Dr. Vredeveld is the founder (2015) and director of RISE, a 501(c)(3) nonprofit supporting acid attack survivors in Uganda and Nepal.  While in Uganda in 2013 to help establish a mental health program for a local NGO serving refugees, Dr. Vredeveld met an acid attack survivor, whom she later helped get to the US for a series of pro bono surgeries.  Since that time, Dr. Vredeveld has been a fierce advocate for acid attack survivors in Uganda.

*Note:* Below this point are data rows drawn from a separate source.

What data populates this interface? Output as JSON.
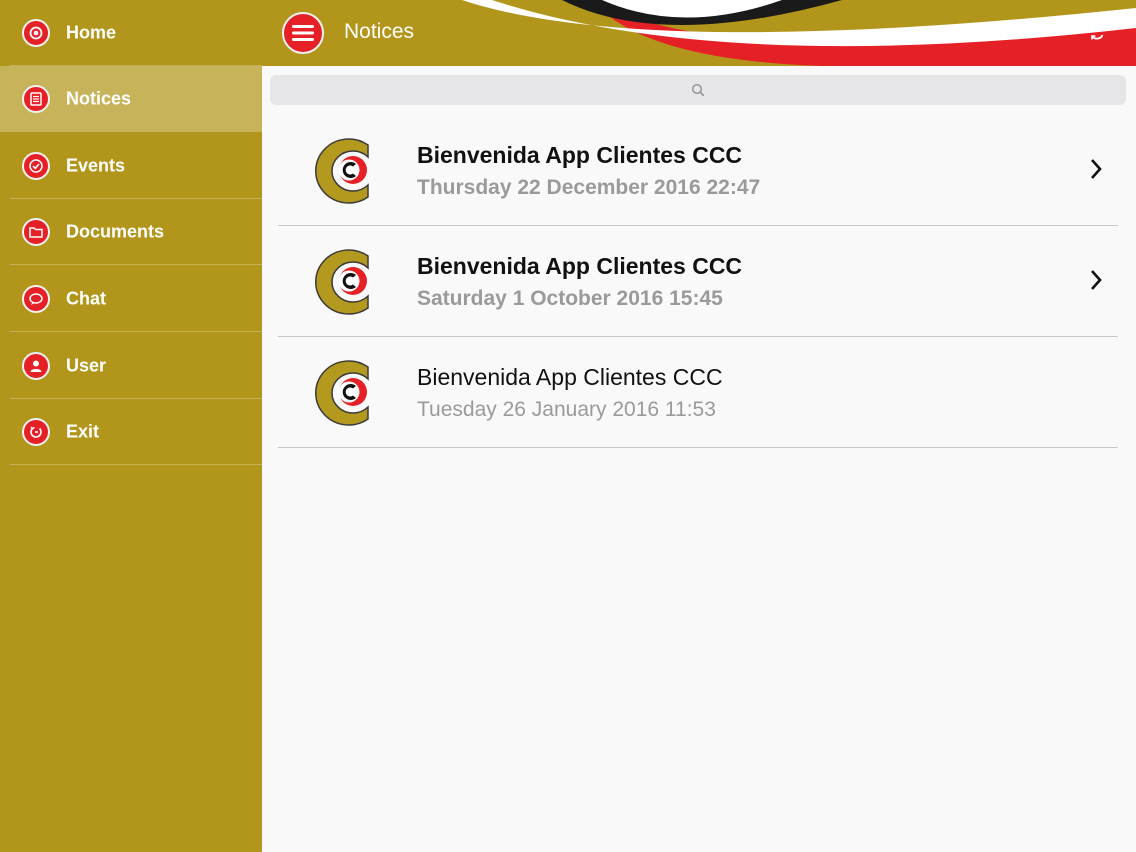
{
  "sidebar": {
    "items": [
      {
        "label": "Home",
        "icon": "home-icon"
      },
      {
        "label": "Notices",
        "icon": "notices-icon",
        "active": true
      },
      {
        "label": "Events",
        "icon": "events-icon"
      },
      {
        "label": "Documents",
        "icon": "documents-icon"
      },
      {
        "label": "Chat",
        "icon": "chat-icon"
      },
      {
        "label": "User",
        "icon": "user-icon"
      },
      {
        "label": "Exit",
        "icon": "exit-icon"
      }
    ]
  },
  "header": {
    "title": "Notices",
    "menu_icon": "hamburger-menu-icon",
    "refresh_icon": "refresh-icon"
  },
  "search": {
    "icon": "search-icon"
  },
  "notices": [
    {
      "title": "Bienvenida App Clientes CCC",
      "date": "Thursday 22 December 2016 22:47",
      "unread": true
    },
    {
      "title": "Bienvenida App Clientes CCC",
      "date": "Saturday 1 October 2016 15:45",
      "unread": true
    },
    {
      "title": "Bienvenida App Clientes CCC",
      "date": "Tuesday 26 January 2016 11:53",
      "unread": false
    }
  ],
  "colors": {
    "gold": "#b2961b",
    "red": "#e52027",
    "background": "#f9f9f9"
  }
}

Dr. Vredeveld is currently working with Ugandan human rights lawyer Arnold Agaba to get a specific law against acid attacks in Uganda.  She started a petition on change.org (now with over 44,000 signatures.) She also led a team of researchers to conduct the largest study to date of acid attack survivors in Uganda.  The results of this research will be shared with members of the Ugandan Parliament to make a case for why a specific law is needed.  Dr. Vredeveld and Arnold first met each other through Professor Bert Lockwood, Director of the Urban Morgan Institute for Human Rights at the University of Cincinnati. Founded in 1979, the Urban Morgan Institute for Human Rights at the University of Cincinnati College of Law is the oldest program for the study of international human rights law.

Dr. Vredeveld directs RISE as a volunteer, doing so out of an appreciation for the immense privileges she has as a result of being born in the US.